По мнению М. Цюрна, можно создать на наднациональном уровне условия, компенсирующие космополитический демос и обеспечивающие нормальную жизнедеятельность демократического политического сообщества:

• в области прав – гражданских, общечеловеческих и социальных – признание каждого автономным индивидуумом, имеющим право на личную самореализацию, в том числе на наднациональном уровне. Такие условия созданы в странах ОЭСР. Европейская комиссия по правам человека отслеживает их соблюдение;

• взаимное доверие между членами политического сообщества, подразумевающее, что взятые кем‑то однажды обязательства непременно будут им соблюдаться;

• общественный дух (public spirit, gemeinsinn), характеризующий полноценный демос, каждый представитель которого готов поставить коллективные интересы выше индивидуальных.

• публичный дискурс, являющийся практическим воплощением общественного духа в коммуникативных сетях, чья эффективность непосредственно зависит от степени развитости навыков публичной коммуникации у членов политического сообщества. Пока в элитных сетях доминируют интересы транснациональных корпораций, ключевым остается вопрос, сумеет ли широкая общественность сместить центр тяжести в этой публичной коммуникации;

• солидарность внутри глобального политического сообщества, свидетельствующая о готовности каждого индивидуума пожертвовать ценным для себя во имя общих интересов.

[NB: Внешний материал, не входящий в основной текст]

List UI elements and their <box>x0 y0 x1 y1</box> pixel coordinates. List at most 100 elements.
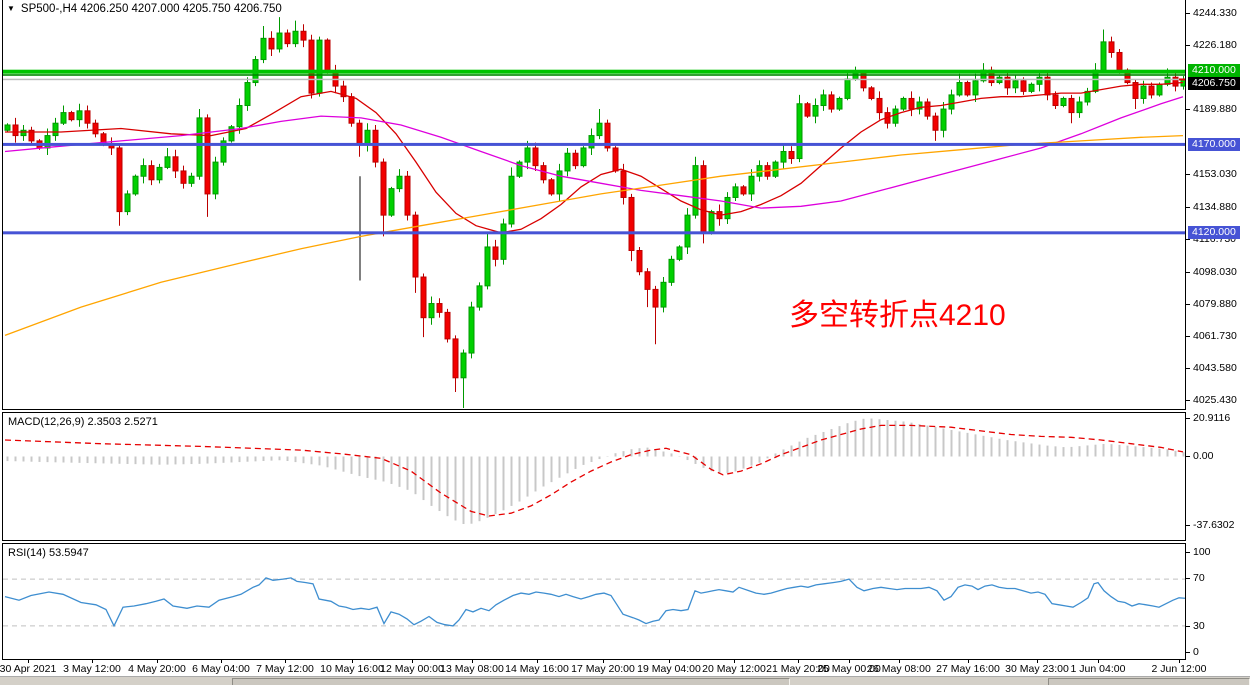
time-tick <box>28 659 29 663</box>
candle <box>1156 83 1163 96</box>
price-badge-4170.000: 4170.000 <box>1188 138 1240 151</box>
candle <box>412 214 419 278</box>
rsi-axis-70: 70 <box>1186 572 1205 584</box>
candle <box>364 129 371 145</box>
candle <box>820 94 827 107</box>
macd-indicator-panel[interactable] <box>2 412 1186 541</box>
candle <box>636 250 643 273</box>
price-tick-4153.03: 4153.030 <box>1186 168 1237 180</box>
rsi-line <box>4 577 1185 628</box>
time-tick <box>157 659 158 663</box>
candle <box>1052 94 1059 107</box>
ma-line-medium-magenta <box>4 96 1184 209</box>
candle <box>172 156 179 172</box>
time-tick <box>849 659 850 663</box>
time-tick <box>221 659 222 663</box>
candle <box>1172 76 1179 87</box>
candle <box>540 165 547 181</box>
candle <box>844 78 851 99</box>
time-label: 26 May 08:00 <box>867 663 931 675</box>
candle <box>212 161 219 195</box>
symbol-dropdown-icon[interactable]: ▼ <box>7 4 15 13</box>
candle <box>932 115 939 131</box>
time-tick <box>537 659 538 663</box>
candle <box>868 87 875 99</box>
rsi-label: RSI(14) 53.5947 <box>8 547 89 559</box>
candle <box>188 175 195 184</box>
time-label: 2 Jun 12:00 <box>1151 663 1207 675</box>
candle <box>236 105 243 128</box>
candlestick-chart-canvas[interactable] <box>3 0 1185 408</box>
candle <box>1012 80 1019 89</box>
rsi-axis-30: 30 <box>1186 620 1205 632</box>
price-badge-4210.000: 4210.000 <box>1188 64 1240 77</box>
chart-text-annotation: 多空转折点4210 <box>789 299 1006 332</box>
candle <box>20 129 27 137</box>
candle <box>1060 97 1067 107</box>
candle <box>492 246 499 260</box>
hline-green-4210[interactable] <box>3 69 1185 74</box>
candle <box>1004 76 1011 89</box>
candle <box>924 101 931 117</box>
candle <box>660 281 667 308</box>
time-label: 1 Jun 04:00 <box>1070 663 1126 675</box>
time-tick <box>734 659 735 663</box>
macd-signal-line <box>4 424 1184 517</box>
candle <box>92 122 99 135</box>
price-tick-4061.73: 4061.730 <box>1186 330 1237 342</box>
time-label: 27 May 16:00 <box>936 663 1000 675</box>
candle <box>196 117 203 177</box>
candle <box>588 135 595 149</box>
time-label: 12 May 00:00 <box>380 663 444 675</box>
candle <box>524 147 531 163</box>
candle <box>564 152 571 172</box>
candle <box>444 311 451 340</box>
candle <box>116 147 123 213</box>
candle <box>1116 51 1123 71</box>
candle <box>484 246 491 287</box>
macd-axis-20.9116: 20.9116 <box>1186 412 1230 424</box>
main-chart-panel[interactable] <box>2 0 1186 410</box>
rsi-canvas[interactable] <box>3 544 1185 659</box>
hline-green-4210-lower[interactable] <box>3 74 1185 76</box>
candle <box>644 271 651 290</box>
current-price-line <box>3 78 1185 81</box>
candle <box>244 82 251 107</box>
candle <box>476 285 483 308</box>
candle <box>4 124 11 131</box>
candle <box>732 186 739 198</box>
candle <box>708 211 715 234</box>
candle <box>548 179 555 195</box>
price-axis[interactable]: 4244.330 4226.180 4189.880 4153.030 4134.880… <box>1186 0 1250 660</box>
candle <box>532 147 539 167</box>
time-tick <box>472 659 473 663</box>
candle <box>420 276 427 319</box>
candle <box>812 105 819 117</box>
candle <box>1036 76 1043 85</box>
candle <box>1084 90 1091 103</box>
candle <box>556 170 563 195</box>
price-tick-4189.88: 4189.880 <box>1186 103 1237 115</box>
candle <box>468 306 475 354</box>
rsi-indicator-panel[interactable] <box>2 543 1186 660</box>
time-tick <box>603 659 604 663</box>
candle <box>828 94 835 110</box>
rsi-axis-0: 0 <box>1186 646 1199 658</box>
time-tick <box>1037 659 1038 663</box>
candle <box>60 112 67 124</box>
macd-canvas[interactable] <box>3 413 1185 540</box>
candle <box>604 122 611 149</box>
candle <box>500 223 507 260</box>
hline-blue-4170[interactable] <box>3 142 1185 146</box>
candle <box>796 103 803 160</box>
candle <box>780 150 787 163</box>
candle <box>460 352 467 379</box>
candle <box>204 117 211 195</box>
time-tick <box>669 659 670 663</box>
price-tick-4244.33: 4244.330 <box>1186 7 1237 19</box>
candle <box>612 147 619 172</box>
candle <box>956 82 963 96</box>
time-axis[interactable]: 30 Apr 2021 3 May 12:00 4 May 20:00 6 May 0… <box>0 659 1250 676</box>
hline-blue-4120[interactable] <box>3 231 1185 235</box>
time-tick <box>352 659 353 663</box>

Предварительный анализ, проведенный М. Цюрном, показывает, что перечисленные предпосылки формирования политического сообщества, которое могло бы стать системообразующим элементом глобального гражданского общества, находятся в весьма разной степени зрелости. Слабейшими звеньями демократического устройства мегаобщества вследствие наблюдающейся даже в развитых странах культурной разнородности являются публичный дискурс и солидарность. Но культурная разнородность может стать не столько источником разобщенности, сколько вызовом, стимулирующим поиск и применение демократических процедур, развитие демократических институтов, в первую очередь международных территориальных органов представительной демократии. Важную роль в этом могут сыграть международные неправительственные организации, формирующийся сектор волонтерского труда при условии, что удастся разрешить дилемму, с которой сталкиваются активисты этих организаций и этого сектора, освоившие риторику глобализма и экономического неоконсерватизма – как трансформировать мир, составной частью которого себя ощущаешь? Опыт ЕС показывает, что создание наднациональных демократических институтов должно начинаться с региональных структур, в рамках которых культурная гибридизация позволит интенсифицировать образование коллективных идентичностей, отвечающих духу глобального гражданского мегаобщества. Речь идет о формировании культурных регионов как «точек роста» глобальной политической культуры.